Farid Regragui : «Je ne fais pas de la figuration, mais de vrais rôles»

Farid Regragui : «Je ne fais pas de la figuration, mais de vrais rôles»

ALM : Vous travaillez actuellement sur plusieurs projets. De quoi s’agit-il exactement ?
Farid Regragui : Effectivement, je viens de terminer le premier bloc qui comporte cinq épisodes d’un téléfeuilleton intitulé «Al Majdoub» réalisé par Farida Bourquia. C’est la première fois que je travaille avec Farida Bourquia, qui est vraiment une femme très compréhensive, et qui maîtrise bien son métier. Je suis très heureux de cette collaboration et j’aimerai bien retravailler avec elle. Et bientôt,ce sera  le tournage de la deuxième partie de «Al Boad Al Akhar» «L’autre dimension» réalisé par Mohamed Kaghat. C’est une série de science-fiction.

Quoi de neuf concernant vos rôles dans le cinéma international  ?
On vient de terminer le tournage d’un long-métrage à Salé et à Rabat intitulé «Gren Zone Thriller» de son réalisateur Paul Grren Graff. C’est un film très intéressant qui parle des problèmes de l’Irak .J’ai joué le rôle du frère du général à côté de l’acteur Matt Daiman. Il y a aussi un deuxième film ayant pour titre «Le prêtre» réalisé par le Canadien Jeffref Masthmanoff qui parle de la guerre entre le Yémen et Soudan et ses conséquences. Il sera tourné à Marrakech et dans ses régions.

Pourquoi acceptez -vous la figuration dans ces films étrangers ?
Non pas du tout ! Je ne fais pas de figuration, j’interprète de vrais rôles. Je ne joue pas le rôle d’une personne qui est en train de courir, ou bien d’un autre qui crie dans une foule, c’est absolument loin de la figuration.Par exemple dans «Spy Game» à côté de la star internationale Brad Pitt, j’ai interprété le rôle d’un kamikaze à la perfection.

Parlez-nous de vous débuts artistiques ?
Je suis lauréat de l’Institut supérieur d’art dramatique et d’animation culturelle (ISADAC). Je me rappelle du jour où j’ai obtenu mon diplôme. C’était le jour même, à 18 heures où j’ai pris la direction de Meknès pour participer dans «Marie de Nazarete». C’était mon premier film et la première fois j’étais devant le caméra . Mais, ce n’était pas mon vrai début. Le lancement de ma carrière était avec le grand réalisateur Saad Chraïbi dans le film «Aatache» «Soif» qui m’a ouvert les portes dans d’autres rôles.

Parlez-nous un peu de votre expérience au théâtre canadien  ?
Le théâtre canadien comporte des jeux d’improvisation théâtrale.
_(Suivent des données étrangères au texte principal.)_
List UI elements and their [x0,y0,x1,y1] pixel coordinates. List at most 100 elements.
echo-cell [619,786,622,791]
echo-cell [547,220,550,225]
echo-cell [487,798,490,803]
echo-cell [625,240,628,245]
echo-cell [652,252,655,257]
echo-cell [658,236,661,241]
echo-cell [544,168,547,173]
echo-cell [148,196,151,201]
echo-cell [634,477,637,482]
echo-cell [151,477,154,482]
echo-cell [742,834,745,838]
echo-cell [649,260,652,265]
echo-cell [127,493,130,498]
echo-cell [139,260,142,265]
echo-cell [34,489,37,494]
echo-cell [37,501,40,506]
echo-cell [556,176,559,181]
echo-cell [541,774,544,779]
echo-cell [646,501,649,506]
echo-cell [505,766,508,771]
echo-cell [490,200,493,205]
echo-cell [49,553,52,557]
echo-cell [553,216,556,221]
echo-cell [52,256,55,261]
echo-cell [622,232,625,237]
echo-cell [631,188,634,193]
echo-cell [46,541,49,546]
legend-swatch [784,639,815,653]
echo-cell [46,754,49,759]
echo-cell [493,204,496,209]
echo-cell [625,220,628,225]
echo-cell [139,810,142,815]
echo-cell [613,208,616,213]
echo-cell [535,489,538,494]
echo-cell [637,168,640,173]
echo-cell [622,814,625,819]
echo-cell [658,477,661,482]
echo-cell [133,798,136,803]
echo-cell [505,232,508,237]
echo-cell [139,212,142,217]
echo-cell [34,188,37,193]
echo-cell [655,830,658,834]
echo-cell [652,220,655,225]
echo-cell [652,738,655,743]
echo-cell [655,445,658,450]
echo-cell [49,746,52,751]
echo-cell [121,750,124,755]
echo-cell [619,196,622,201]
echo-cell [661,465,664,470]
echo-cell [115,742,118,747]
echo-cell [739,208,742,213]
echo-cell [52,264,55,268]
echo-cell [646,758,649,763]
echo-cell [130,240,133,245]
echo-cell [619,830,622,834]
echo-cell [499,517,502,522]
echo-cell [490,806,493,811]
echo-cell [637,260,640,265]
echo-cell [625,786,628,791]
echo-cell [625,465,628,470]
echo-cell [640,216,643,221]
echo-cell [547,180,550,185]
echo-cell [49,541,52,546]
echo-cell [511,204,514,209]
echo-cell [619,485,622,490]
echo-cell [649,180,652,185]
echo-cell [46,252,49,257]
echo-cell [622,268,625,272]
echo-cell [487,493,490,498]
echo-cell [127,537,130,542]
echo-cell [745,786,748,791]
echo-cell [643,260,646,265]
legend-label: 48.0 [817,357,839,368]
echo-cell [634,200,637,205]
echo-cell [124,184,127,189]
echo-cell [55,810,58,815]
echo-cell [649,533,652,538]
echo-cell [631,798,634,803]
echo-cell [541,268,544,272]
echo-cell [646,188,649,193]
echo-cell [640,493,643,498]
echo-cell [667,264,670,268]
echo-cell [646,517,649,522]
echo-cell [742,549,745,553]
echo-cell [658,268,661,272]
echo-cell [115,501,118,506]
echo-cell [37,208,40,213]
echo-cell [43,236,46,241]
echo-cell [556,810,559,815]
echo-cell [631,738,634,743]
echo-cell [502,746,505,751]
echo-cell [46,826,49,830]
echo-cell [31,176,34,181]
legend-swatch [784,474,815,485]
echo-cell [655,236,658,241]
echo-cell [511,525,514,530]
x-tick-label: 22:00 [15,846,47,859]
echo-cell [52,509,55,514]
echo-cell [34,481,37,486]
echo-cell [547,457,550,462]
En fait, c’est une technique de jeu dramatique  théâtral. Cela consiste en la création d’un spectacle sans répétition de la part des comédiens. Le public peut proposer des thèmes (courtes phrases) et les comédiens improvisent pendant quelques minutes en construisant une histoire, des personnages, des décors sur ce thème. Une ou plusieurs improvisations peuvent s’enchaîner pour créer un spectacle. C’est une nouvelle idée assez riche et pas répandue au Maroc.C’est pour cela que j’envisage de créer cette technique au Maroc à travers des pièces de théâtre.

Que représente l’été pour vous ? Et où préférez-vous passer vos vacances ?
C’est le moment pour respirer, pouvoir rendre visite à la famille et les amis. C’est aussi le moment où je voyage moi et ma petite famille composée de ma femme et de ma petite fille Sara qui est âgée de deux ans. Pour mes vacances, je préfère les dunes de sable de Merzouga, Erfoud, le Nord avec ses belles plages et surtout un coin qui me plaît énormément et qui se trouve entre Asilah et Tanger.Mais les vacances peuvent être écourtées si un tournage se pointe à l’horizon.